You’ll wear a mask all day at work and in the community, and you’ll be hated for it by a not insignificant number of the populace. Believe it or not, people will tell you that you are killing people for money because of a “fake virus.”
The sick and dying every day will deny the existence of the very problem. An increasing tone of hostility will enter the discourse of your daily practice. This will rot further the wound that started long ago.
It is at this point that you realize something further troubling. You hate your job, and you can’t help it. This will be another pivotal moment in your life, and you’ll greet it with a combination of excitement and mourning.

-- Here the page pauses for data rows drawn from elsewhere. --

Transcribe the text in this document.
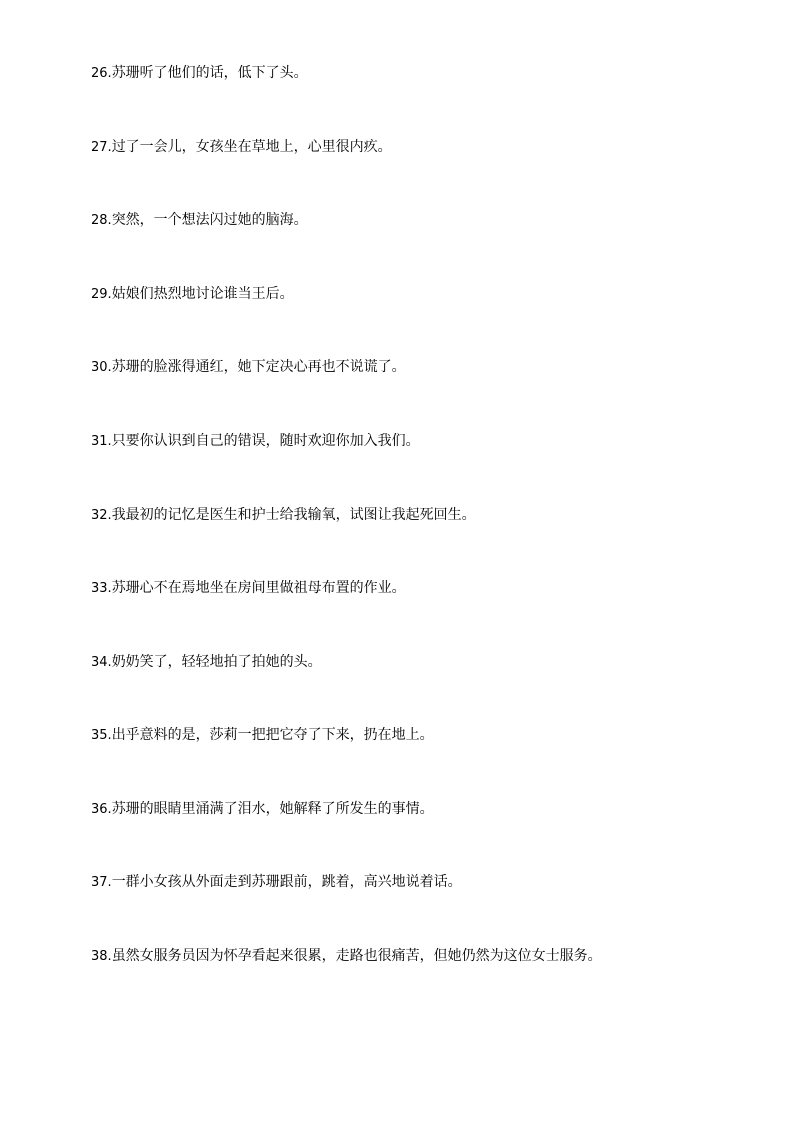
26.苏珊听了他们的话，低下了头。
27.过了一会儿，女孩坐在草地上，心里很内疚。
28.突然，一个想法闪过她的脑海。
29.姑娘们热烈地讨论谁当王后。
30.苏珊的脸涨得通红，她下定决心再也不说谎了。
31.只要你认识到自己的错误，随时欢迎你加入我们。
32.我最初的记忆是医生和护士给我输氧，试图让我起死回生。
33.苏珊心不在焉地坐在房间里做祖母布置的作业。
34.奶奶笑了，轻轻地拍了拍她的头。
35.出乎意料的是，莎莉一把把它夺了下来，扔在地上。
36.苏珊的眼睛里涌满了泪水，她解释了所发生的事情。
37.一群小女孩从外面走到苏珊跟前，跳着，高兴地说着话。
38.虽然女服务员因为怀孕看起来很累，走路也很痛苦，但她仍然为这位女士服务。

With that, you will be once again driven to succeed at a seemingly insurmountable goal.
This time, it’s not getting into medicine but rather escaping it. You will be consumed with the desire to leave clinical medicine and, because you chose to live modestly, this becomes a reasonable proposition. With a clear conscience, you pronounce the time of death of your career as an emergency physician a handful of years after residency and look towards a different future.
I know what you’re thinking. We’re wondering the same things. Was it worth it? You and I will share some hesitation here because I’ll suggest that we’re both unsure. I do know that some good came from this.
You will achieve many things that would not be possible in another career. You will keep a file of “thank-you” letters from patients whose lives you saved. You’ll have wonderful colleagues and co-workers. You’ll meet your significant other along the way and, if you’re honest with yourself, this whole trip will be worth that one event alone.
In the end, however, you will want nothing more than to walk away from that life.
You do what you will with all this information. I don’t know if anyone could know what I know now when I was you then. Maybe someone out there, who is young in this process, will read this. If that’s you, I’m not really sure what to tell you.
The author is an anonymous physician.